サンフランシスコ発の伝説的アングラユニットの3rdと2ndのカップリング。78・79年リリースですがデビューは77年ということで、微妙にポストパンクとも呼べない奇怪な人達です。ガレージパンクとハードロックの間をいく馬鹿みたいなリフとシンプル&ソリッドなリズム、やる気なく吠えるヴォーカル、インダストリアル風ノイズとダブ経由の変調工作を操りながら、盛り上がり無視の乱暴なエディットをガンガン加えて「音楽なんかばーか!」と全力で悪態つかれてる気になるような、RESIDENTSやFAUSTよりもタチの悪いニヒリスティック・クラウトロックを大成してます、もー凄い。グレたTHIS HEAT?もう30年近くも前にこれはちょっとヤバイんじゃないでしょうか。いかに現代のロック畑における「エクスペリメンタル」なる言葉が商業ブランド化してるかということを思い知らされる、特濃の原液みたいな感じです。TRANS AMの立つ瀬がない!こんなもの90年にちゃっかり再発してたTOUCH & GOはホント偉いですね。そしてこれを今までスルーしてあれこれ偉そうにごたく並べてた私はモグリです。全てのグラインドコアマニアがTERRORIZERを聴かねばならぬように、ポストパンクどうの音響どうのと言うなら必須であることが明らかな音しとります。
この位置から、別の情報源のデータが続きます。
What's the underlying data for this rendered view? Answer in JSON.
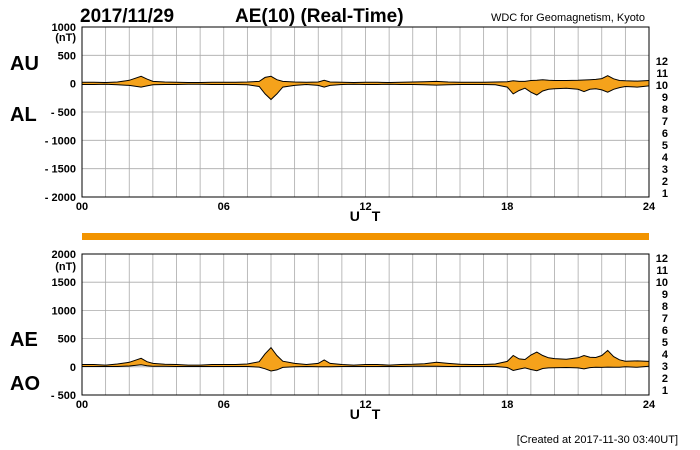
{
  "header": {
    "date": "2017/11/29",
    "title": "AE(10) (Real-Time)",
    "source": "WDC for Geomagnetism, Kyoto"
  },
  "footer": {
    "created": "[Created at 2017-11-30 03:40UT]"
  },
  "legend": [
    {
      "label": "12",
      "color": "#e0157a"
    },
    {
      "label": "11",
      "color": "#d0112b"
    },
    {
      "label": "10",
      "color": "#f29400"
    },
    {
      "label": "9",
      "color": "#e8e800"
    },
    {
      "label": "8",
      "color": "#7fd000"
    },
    {
      "label": "7",
      "color": "#22c7e0"
    },
    {
      "label": "6",
      "color": "#1a5ee6"
    },
    {
      "label": "5",
      "color": "#2a2ab0"
    },
    {
      "label": "4",
      "color": "#d11ad1"
    },
    {
      "label": "3",
      "color": "#000000"
    },
    {
      "label": "2",
      "color": "#777777"
    },
    {
      "label": "1",
      "color": "#bbbbbb"
    }
  ],
  "colors": {
    "fill": "#f5a21b",
    "line": "#000000",
    "grid": "#aaaaaa",
    "bar": "#f29400"
  },
  "chart_data": [
    {
      "type": "area",
      "id": "au-al",
      "xlabel": "U T",
      "yunit": "(nT)",
      "upper_label": "AU",
      "lower_label": "AL",
      "xlim": [
        0,
        24
      ],
      "ylim": [
        -2000,
        1000
      ],
      "xticks": [
        {
          "v": 0,
          "label": "00"
        },
        {
          "v": 6,
          "label": "06"
        },
        {
          "v": 12,
          "label": "12"
        },
        {
          "v": 18,
          "label": "18"
        },
        {
          "v": 24,
          "label": "24"
        }
      ],
      "yticks": [
        {
          "v": 1000,
          "label": "1000"
        },
        {
          "v": 500,
          "label": "500"
        },
        {
          "v": 0,
          "label": "0"
        },
        {
          "v": -500,
          "label": "- 500"
        },
        {
          "v": -1000,
          "label": "- 1000"
        },
        {
          "v": -1500,
          "label": "- 1500"
        },
        {
          "v": -2000,
          "label": "- 2000"
        }
      ],
      "series": [
        {
          "name": "AU",
          "x": [
            0,
            0.5,
            1,
            1.5,
            2,
            2.5,
            2.75,
            3,
            3.5,
            4,
            4.5,
            5,
            5.5,
            6,
            6.5,
            7,
            7.5,
            7.75,
            8,
            8.25,
            8.5,
            9,
            9.5,
            10,
            10.25,
            10.5,
            11,
            11.5,
            12,
            12.5,
            13,
            13.5,
            14,
            14.5,
            15,
            15.5,
            16,
            16.5,
            17,
            17.5,
            18,
            18.25,
            18.5,
            18.75,
            19,
            19.25,
            19.5,
            19.75,
            20,
            20.5,
            21,
            21.25,
            21.5,
            21.75,
            22,
            22.25,
            22.5,
            22.75,
            23,
            23.5,
            24
          ],
          "y": [
            25,
            25,
            20,
            30,
            60,
            130,
            80,
            40,
            30,
            25,
            20,
            20,
            25,
            25,
            25,
            30,
            40,
            110,
            130,
            70,
            40,
            30,
            25,
            30,
            60,
            30,
            25,
            20,
            25,
            25,
            20,
            25,
            30,
            35,
            40,
            30,
            25,
            25,
            25,
            30,
            35,
            50,
            40,
            40,
            55,
            60,
            70,
            60,
            55,
            55,
            60,
            65,
            70,
            75,
            90,
            140,
            85,
            55,
            50,
            45,
            55
          ]
        },
        {
          "name": "AL",
          "x": [
            0,
            0.5,
            1,
            1.5,
            2,
            2.5,
            2.75,
            3,
            3.5,
            4,
            4.5,
            5,
            5.5,
            6,
            6.5,
            7,
            7.5,
            7.75,
            8,
            8.25,
            8.5,
            9,
            9.5,
            10,
            10.25,
            10.5,
            11,
            11.5,
            12,
            12.5,
            13,
            13.5,
            14,
            14.5,
            15,
            15.5,
            16,
            16.5,
            17,
            17.5,
            18,
            18.25,
            18.5,
            18.75,
            19,
            19.25,
            19.5,
            19.75,
            20,
            20.5,
            21,
            21.25,
            21.5,
            21.75,
            22,
            22.25,
            22.5,
            22.75,
            23,
            23.5,
            24
          ],
          "y": [
            -15,
            -15,
            -10,
            -20,
            -30,
            -60,
            -40,
            -20,
            -15,
            -15,
            -10,
            -10,
            -15,
            -15,
            -15,
            -20,
            -50,
            -180,
            -280,
            -180,
            -60,
            -30,
            -15,
            -30,
            -60,
            -30,
            -15,
            -10,
            -15,
            -15,
            -10,
            -15,
            -15,
            -20,
            -25,
            -20,
            -15,
            -15,
            -15,
            -20,
            -60,
            -180,
            -120,
            -80,
            -150,
            -200,
            -130,
            -100,
            -90,
            -80,
            -100,
            -140,
            -100,
            -90,
            -110,
            -150,
            -100,
            -70,
            -50,
            -60,
            -40
          ]
        }
      ]
    },
    {
      "type": "area",
      "id": "ae-ao",
      "xlabel": "U T",
      "yunit": "(nT)",
      "upper_label": "AE",
      "lower_label": "AO",
      "xlim": [
        0,
        24
      ],
      "ylim": [
        -500,
        2000
      ],
      "xticks": [
        {
          "v": 0,
          "label": "00"
        },
        {
          "v": 6,
          "label": "06"
        },
        {
          "v": 12,
          "label": "12"
        },
        {
          "v": 18,
          "label": "18"
        },
        {
          "v": 24,
          "label": "24"
        }
      ],
      "yticks": [
        {
          "v": 2000,
          "label": "2000"
        },
        {
          "v": 1500,
          "label": "1500"
        },
        {
          "v": 1000,
          "label": "1000"
        },
        {
          "v": 500,
          "label": "500"
        },
        {
          "v": 0,
          "label": "0"
        },
        {
          "v": -500,
          "label": "- 500"
        }
      ],
      "series": [
        {
          "name": "AE",
          "x": [
            0,
            0.5,
            1,
            1.5,
            2,
            2.5,
            2.75,
            3,
            3.5,
            4,
            4.5,
            5,
            5.5,
            6,
            6.5,
            7,
            7.5,
            7.75,
            8,
            8.25,
            8.5,
            9,
            9.5,
            10,
            10.25,
            10.5,
            11,
            11.5,
            12,
            12.5,
            13,
            13.5,
            14,
            14.5,
            15,
            15.5,
            16,
            16.5,
            17,
            17.5,
            18,
            18.25,
            18.5,
            18.75,
            19,
            19.25,
            19.5,
            19.75,
            20,
            20.5,
            21,
            21.25,
            21.5,
            21.75,
            22,
            22.25,
            22.5,
            22.75,
            23,
            23.5,
            24
          ],
          "y": [
            40,
            40,
            30,
            50,
            80,
            150,
            90,
            60,
            45,
            40,
            30,
            30,
            40,
            40,
            40,
            50,
            90,
            230,
            340,
            200,
            100,
            60,
            40,
            60,
            120,
            60,
            40,
            30,
            40,
            40,
            30,
            40,
            45,
            55,
            80,
            60,
            45,
            40,
            40,
            50,
            95,
            200,
            140,
            130,
            210,
            260,
            200,
            160,
            145,
            135,
            160,
            200,
            170,
            165,
            200,
            290,
            180,
            125,
            100,
            105,
            95
          ]
        },
        {
          "name": "AO",
          "x": [
            0,
            0.5,
            1,
            1.5,
            2,
            2.5,
            2.75,
            3,
            3.5,
            4,
            4.5,
            5,
            5.5,
            6,
            6.5,
            7,
            7.5,
            7.75,
            8,
            8.25,
            8.5,
            9,
            9.5,
            10,
            10.25,
            10.5,
            11,
            11.5,
            12,
            12.5,
            13,
            13.5,
            14,
            14.5,
            15,
            15.5,
            16,
            16.5,
            17,
            17.5,
            18,
            18.25,
            18.5,
            18.75,
            19,
            19.25,
            19.5,
            19.75,
            20,
            20.5,
            21,
            21.25,
            21.5,
            21.75,
            22,
            22.25,
            22.5,
            22.75,
            23,
            23.5,
            24
          ],
          "y": [
            5,
            5,
            5,
            5,
            15,
            35,
            20,
            10,
            8,
            5,
            5,
            5,
            5,
            5,
            5,
            5,
            -5,
            -35,
            -75,
            -55,
            -10,
            0,
            5,
            0,
            0,
            0,
            5,
            5,
            5,
            5,
            5,
            5,
            8,
            8,
            8,
            5,
            5,
            5,
            5,
            5,
            -12,
            -65,
            -40,
            -20,
            -48,
            -70,
            -30,
            -20,
            -18,
            -12,
            -20,
            -38,
            -15,
            -8,
            -10,
            -5,
            -8,
            -8,
            0,
            -8,
            8
          ]
        }
      ]
    }
  ]
}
【本日のレビューその2:THE BEAKERS「FOUR STEPS TOWARD A CULTURAL REVOLUTION」】


同系統でもう一発。GANG OF FOURの前座なんかもやっていたというシアトルのポストパンクバンドの81〜83年頃の音源の、K RECORDS編集による親切なアンソロジー盤です。バンドメンバー本人ほかSOUNDGARDEN、GANG OF FOUR、DELTA 5の元メンバーらによる豪華ライナー満載の愛ある作り。サウンド的には脂ののったポストパンクそのものでして、GANG OF FOURを下世話ファンキーにしたようなのを下地に、フリージャズをかじったようなアホ・サックスが入るあたりMATERIALみたいなNYアンダーグラウンドを彷彿とせかけるものの、ノリがインテリ脳天気なのでやっぱりそっち寄りじゃないなという。あそうかビーフハートか。KもローファイフォークパンクだけじゃなくてDUB NARCOTIC SOUND SYSTEMをはじめCOCOMOCKETみたいなリズム・オリエンテッド一派が幅を利かせてきてることを思えばこのリリースは納得。オリジナルな実験性のあるなしが大きいポストパンク〜ニューウェイブにあって、このバンドがそこまで貴重な存在かといえば正直微妙ですが、ジャーマンスラッシュにKREATORがいる以上TANKARDもHOLY MOSESも消え去ればいいというのは心の狭い話。時代の空気をそのままパックして伝えてくれるのはむしろこういうちょっとフォロワーっぽい人達な気もします。

  2月1日
▼マウンテンバイクに乗ると、剥き出しのギアにズボンの裾がとられるのはよくあること。立ち漕ぎしてる最中にこの状況が起きるとどうなるか?バランスを失ってママチャリより細く尖ったサドルの先端に、後門を激打致します。思わず路肩に緊急停車してキース・ジャレットの声真似を数十秒。朝からツラかった…収穫はなし

【只今のBGM:EYEHATEGOD「10 YEARS OF ABUSE (AND STILL BROKE)」】


ニューオーリンズのスラッジ王EYEHATEGODの、90年のデモ4曲+94年のライヴ+2000年のライヴで構成された2001年リリースの編集盤。俄然90年のデモに注目がいくわけですが、スタジオでのリハーサルをヨレヨレのテープに録ったような、クリムゾン「EARTHBOUND」やEMPEROR「WRATH OF THE TYRANT」をも凌ぐ極悪プロダクションで凄まじい。音楽性としてはこの頃から既にスロウ、ヘヴィ&スモーキーな凶暴スラッジコアを体現してます。サバスやMELVINSに誘発されたという出自が明らかとはいえ、当人達の狂気は真性のものであろうことがビシビシ感じ取られる歌と演奏。本気で危ない。続く94年ライヴはドラムの音こそ力ないものの、ひしゃげた歪みでのたうつドス黒いリフだけでもゲップ出そう。この鈍重で油まみれのグルーヴが生で攻めてきたら…と思うともうオゲーと来ます。2000年ライヴはパタパタ軽いドラムサウンドと多過ぎるアンビエンスで迫力がガタッと殺がれてるのが残念無念!やってること自体は10年前と基本的には変わらず。変わらないことを責めるようなバンドじゃないのでこれで何も問題なしです。AC/DCやMOTORHEADのように頼れる金太郎飴でいてくれればいい。活動はまだ続いてるんでしょうか、また日本来ないかな。